MIAMI GARDENS, FL: Catcher John Buck #14 signals for an intentional walk against Pablo Sandoval #48 of the San Francisco Giants at Sun Life Stadium in Miami Gardens, Florida. (Photo by Marc Serota/Getty Images)

Every spring training, there are managers who call for intentional walks. That's a little weird, right? I feel like that's a little weird.

Thursday afternoon, the New York Yankees were playing a baseball game against the Washington Nationals. There were a lot of people paying attention - the Yankees were starting Michael Pineda, and the Nationals were starting Bryce Harper. In the bottom of the fifth inning, Clay Rapada stood on the mound for New York after Pineda came out. With two outs and runners on second and third, the lefty Rapada intentionally walked the righty Ryan Zimmerman to face the lefty Chad Tracy with the bases loaded. Tracy grounded out, and the inning was over.

Perfectly sensible, right? Rapada's a lefty specialist, and that's what you do with lefty specialists. Also, Zimmerman is good while Tracy is less good. Easy call for Joe Girardi. Except there's the thing where this was a spring-training game. The Yankees and Nationals weren't playing for keeps. They were playing for the sake of playing, really, and people on both sides would tell you they didn't care about the final score. Which makes an obvious intentional walk a less obvious intentional walk.

Rapada's was not the first intentional walk of the spring. On March 10, Miguel de los Santos intentionally walked Hector Gimenez. On March 12, Josh Edgin intentionally walked Avisail Garcia. On March 13, Hector Ambriz intentionally walked Engel Beltre, and Mike Adams intentionally walked Chad Huffman. Both of those happened in the same game, four innings apart. Adams was initially pitching to Huffman, but after a ball and a stolen base, the catcher stood up.

That's five intentional walks around baseball so far this month. They've all come within the last week. Three teams have issued one apiece, while the Texas Rangers have issued a pair.

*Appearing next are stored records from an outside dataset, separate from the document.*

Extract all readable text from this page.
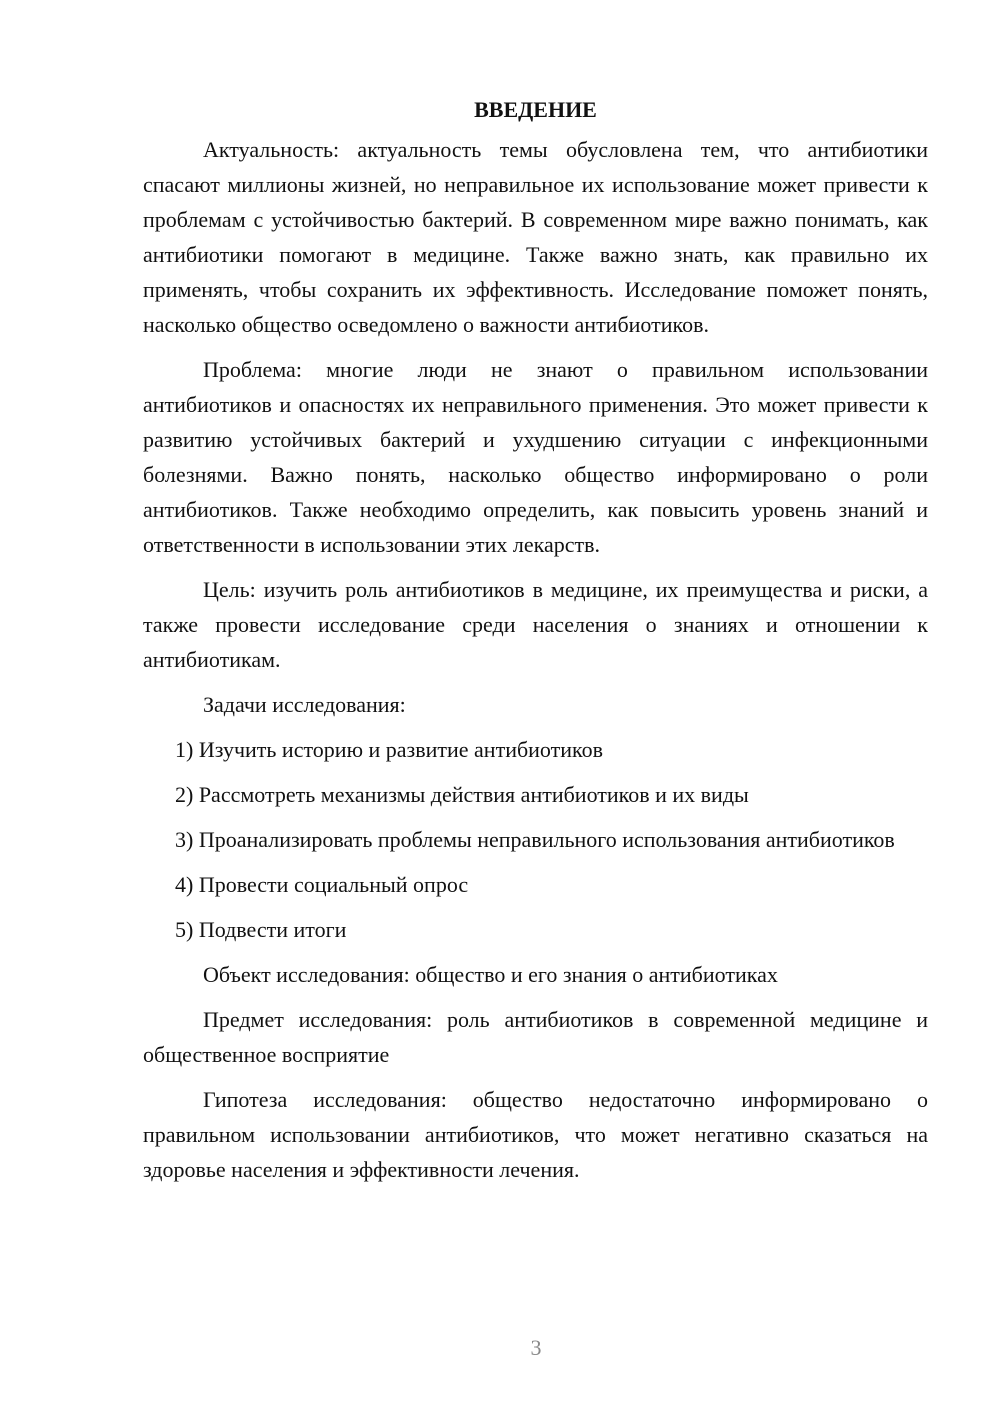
ВВЕДЕНИЕ

Актуальность: актуальность темы обусловлена тем, что антибиотики спасают миллионы жизней, но неправильное их использование может привести к проблемам с устойчивостью бактерий. В современном мире важно понимать, как антибиотики помогают в медицине. Также важно знать, как правильно их применять, чтобы сохранить их эффективность. Исследование поможет понять, насколько общество осведомлено о важности антибиотиков.

Проблема: многие люди не знают о правильном использовании антибиотиков и опасностях их неправильного применения. Это может привести к развитию устойчивых бактерий и ухудшению ситуации с инфекционными болезнями. Важно понять, насколько общество информировано о роли антибиотиков. Также необходимо определить, как повысить уровень знаний и ответственности в использовании этих лекарств.

Цель: изучить роль антибиотиков в медицине, их преимущества и риски, а также провести исследование среди населения о знаниях и отношении к антибиотикам.

Задачи исследования:

1) Изучить историю и развитие антибиотиков

2) Рассмотреть механизмы действия антибиотиков и их виды

3) Проанализировать проблемы неправильного использования антибиотиков

4) Провести социальный опрос

5) Подвести итоги

Объект исследования: общество и его знания о антибиотиках

Предмет исследования: роль антибиотиков в современной медицине и общественное восприятие

Гипотеза исследования: общество недостаточно информировано о правильном использовании антибиотиков, что может негативно сказаться на здоровье населения и эффективности лечения.

3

MLB.com provides spring-training data going back to 2006. Here's the overall spring training intentional walk total for each year:

2006: 23
2007: 19
2008: 8
2009: 15
2010: 14
2011: 9
2012: 5 (so far)

If you squint, maybe there's a trend down. But these intentional walks in March clearly haven't yet been eliminated. This won't surprise you, but the team with the most spring intentional walks in 2011 was Tony La Russa's St. Louis Cardinals. The team with the most spring intentional walks in 2010 was Tony La Russa's St. Louis Cardinals. The 2007 Philadelphia Phillies issued five spring intentional walks under Charlie Manuel, which is the highest total within the sample window. That's a lot of pointless intentional walks.

Emphasis on "pointless". These are pointless baseball games. I mean, they're good for player development, I think, but the outcomes are pointless. So why are there intentional walks? I understand certain strategic maneuvers. A player can work on his bunting, or on his hit-and-running. Intentionally walk a guy and you're skipping an at bat. You're basically just shifting.

In truth, I think I kind of understand. Managers want spring-training games to mirror real games, with real situations. You can intentionally walk a guy to set up a double play situation, and then you can practice the double play situation. Or you can have a lefty intentionally walk a righty to face a lefty because you're most interested in how that pitcher does against lefties. But on the other hand, why not see how that pitcher can do against righties? Why not let guys try to work out of trouble when the stakes are the lowest? Maybe you'd argue there's not much to learn from seeing Clay Rapada pitch to Ryan Zimmerman. I'd argue there's not much to learn from watching Clay Rapada pitch to Chad Tracy. We have a pretty good idea that Clay Rapada can retire Chad Tracy most of the time.

None of this matters so I don't exactly know why I've written so many words, but I guess this is a break from talking about Alcides Escobar's contract or Michael Pineda's possibly meaningfully reduced velocity. There are spring training intentional walks, and that feels weird to me. An intentional walk implies to me that a manager's really trying to win. It's March. Who cares? Let the games proceed without them and see what happens. Maybe you'll learn something. And hold on a second, why did Mike Adams intentionally walk anyone? He's Mike Adams! He's not even a specialist!

Maybe spring training is spring training for managers, just as it's spring training for players. Maybe they need to practice their signals and strategies. But I know that, when I'm looking at a spring training box score and I see an intentional walk, I think to myself, "why?" Ultimately it's entirely inconsequential either way, but there's a reason why the majority of teams don't issue an intentional walk all spring. It's not that they're not getting into intentional walk situations. It's that, this time of year, intentional walk situations probably shouldn't exist.